(1) Schedule 2 to the Principal Regulations (standard provisions for manufac turer’s licences including manufacturer’s licences of right) shall be amended in accordance with the following paragraphs of this regulation.
(2) At the end of paragraph 3, there shall be inserted the words “and, in relation to medicinal products for human use, shall conduct all such operations in accordance with the principles and guidelines of good manufacturing practice”.
(3) After paragraph 3, there shall be inserted the following paragraph—
(3A) The licence holder shall, in relation to medicinal products for human use, establish and implement an effective pharmaceutical quality assurance system involving the active participation of the management and personnel of the different services involved.
(4) In paragraph 5 there shall be inserted after the words “The licence holder shall” the words “, in relation to medicinal products, other than for human use,”
(5) After paragraph 5 there shall be inserted the following paragraphs—
(5A)
(1) The licence holder shall, in relation to medicinal products for human use—
(a) provide and maintain a designated quality control department having authority in relation to quality control and being independent from all other departments in the exercise of that authority; and
(b) place the quality control department under the authority of the person notified to the licensing authority in accordance with paragraph 7(2) of Schedule 1 to the Medicines (Applications for Manufacturer’s and Wholesale Dealer’s Licences) Regulations 1971 as being responsible for quality control.

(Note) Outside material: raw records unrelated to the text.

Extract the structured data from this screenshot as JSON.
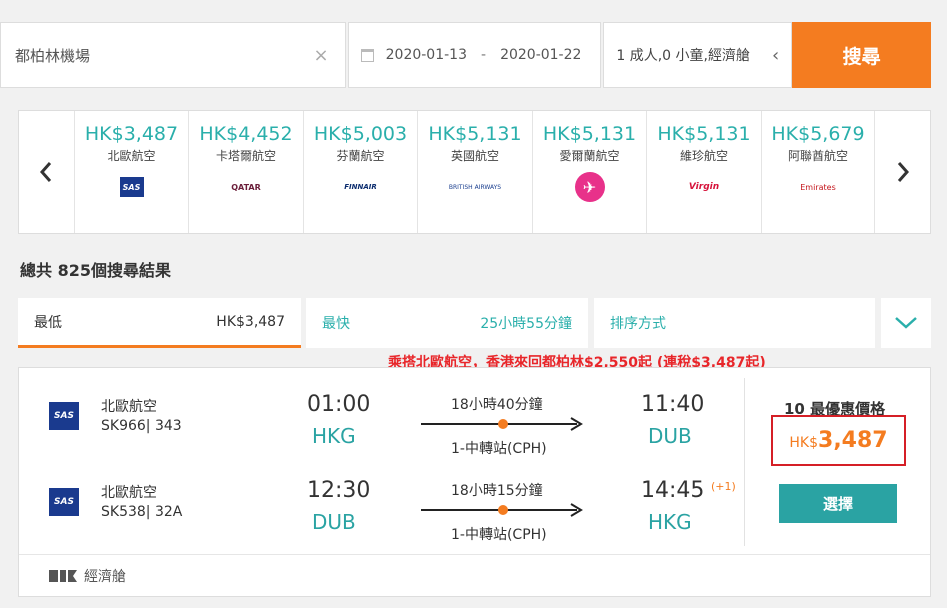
{
  "search": {
    "destination": "都柏林機場",
    "date_from": "2020-01-13",
    "date_separator": "-",
    "date_to": "2020-01-22",
    "passengers": "1 成人,0 小童,經濟艙",
    "search_label": "搜尋"
  },
  "carousel": {
    "items": [
      {
        "price": "HK$3,487",
        "airline": "北歐航空",
        "logo": "SAS"
      },
      {
        "price": "HK$4,452",
        "airline": "卡塔爾航空",
        "logo": "QATAR"
      },
      {
        "price": "HK$5,003",
        "airline": "芬蘭航空",
        "logo": "FINNAIR"
      },
      {
        "price": "HK$5,131",
        "airline": "英國航空",
        "logo": "BRITISH AIRWAYS"
      },
      {
        "price": "HK$5,131",
        "airline": "愛爾蘭航空",
        "logo": "✈"
      },
      {
        "price": "HK$5,131",
        "airline": "維珍航空",
        "logo": "Virgin"
      },
      {
        "price": "HK$5,679",
        "airline": "阿聯酋航空",
        "logo": "Emirates"
      }
    ]
  },
  "results": {
    "total": "總共 825個搜尋結果"
  },
  "sort": {
    "cheapest_label": "最低",
    "cheapest_value": "HK$3,487",
    "fastest_label": "最快",
    "fastest_value": "25小時55分鐘",
    "sort_label": "排序方式"
  },
  "promo": "乘搭北歐航空，香港來回都柏林$2,550起 (連稅$3,487起)",
  "card": {
    "outbound": {
      "airline": "北歐航空",
      "flight": "SK966| 343",
      "dep_time": "01:00",
      "dep_code": "HKG",
      "duration": "18小時40分鐘",
      "stops": "1-中轉站(CPH)",
      "arr_time": "11:40",
      "arr_code": "DUB"
    },
    "inbound": {
      "airline": "北歐航空",
      "flight": "SK538| 32A",
      "dep_time": "12:30",
      "dep_code": "DUB",
      "duration": "18小時15分鐘",
      "stops": "1-中轉站(CPH)",
      "arr_time": "14:45",
      "arr_code": "HKG",
      "day_offset": "(+1)"
    },
    "best_label": "10 最優惠價格",
    "price_currency": "HK$",
    "price_value": "3,487",
    "select_label": "選擇",
    "cabin": "經濟艙",
    "logo_text": "SAS"
  },
  "colors": {
    "accent": "#f47c20",
    "teal": "#2aafab",
    "promo_red": "#e8262a"
  }
}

(2) Subject to paragraph 5B of this Schedule, the licence holder shall, in order to support the quality control department, provide and maintain such staff, premises and plant as are necessary for carrying out—
(a) such tests of the strength, quality and purity of the medicinal products which he manufactures for human use under the manufacturer’s licence as are required by the relevant product licences, and
(b) any tests or controls which relate to the conditions of production and in-process controls.
(3) Any animals used for the tests referred to in sub-paragraph (2) of this paragraph shall be suitably housed and managed.
(4) The licence holder shall ensure that the quality control department, in determining whether finished medicinal products for human use are to be released for sale or distribution, takes into account, in addition to analytical results—
(a) the conditions of production,
(b) the result of in-process controls,
(c) the examination of manufacturing documents, and
(d) the conformity of products to the specification in the relevant product licence.
(5B) A licence holder need not himself provide and maintain such staff, premises and plant as are necessary for carrying out such tests as are specified in paragraph 5A(2) of this Schedule provided that he makes arrangements with a person approved by the licensing authority to carry out such tests on his behalf in accordance with paragraph 5A(2) and (3) of this Schedule.
(6) In paragraph 8, for the words from “for a period” to the end of that paragraph there shall be substituted the following—
without the consent of the licensing authority—
in relation to a medicinal product for human use, for the relevant period,
in any other case, for a period of five years from the date when the manufacture or assembly of the relevant batch ocurred.
(7) After paragraph 8, there shall be inserted the following paragraphs—
(8A) The licence holder shall keep readily available for examination by a person authorised by the licensing authority samples of each batch of finished medicinal products for human use manufactured or assembled under his licence for at least a period of one year from their expiry date and shall retain samples of starting materials (other than solvents, gases or water) for at least a period of two years from the date of the release of the relevant batch of which the relevant starting materials formed part, except where the licence holder is authorised by the licensing authority to destroy any such sample earlier.
(8B) The licence holder shall make suitable arrangements to ensure that any record or sample referred to in paragraph 8 or 8A above relating to a medicinal product for human use is retained for the relevant period.
(8) In paragraph 9 after the word “shall” there shall be inserted the words “, in relation to medicinal products other than for human use,” and after the word “any” there shall be inserted the word “such”.
(9) After paragraph 9 there shall be inserted the following—
(9A)
(1) The licence holder shall implement a system for recording and reviewing complaints in relation to medicinal products for human use manufactured or assembled under his licence, together with an effective system for recalling promptly and at any time any such medicinal product in the distribution network.
(2) The licence holder shall record and investigate all complaints described in sub-paragraph (1) of this paragraph and shall immediately inform the licensing authority of any defect which could result in a recall from sale, supply or exportation or in an abnormal restriction on such sale, supply or exportation.
(10) In sub-paragraph (5) of paragraph 16 the words “medicinal products consisting of vaccines, toxins or serums, medicinal products based on human blood or blood constituents, radioactive isotopes or” shall be omitted.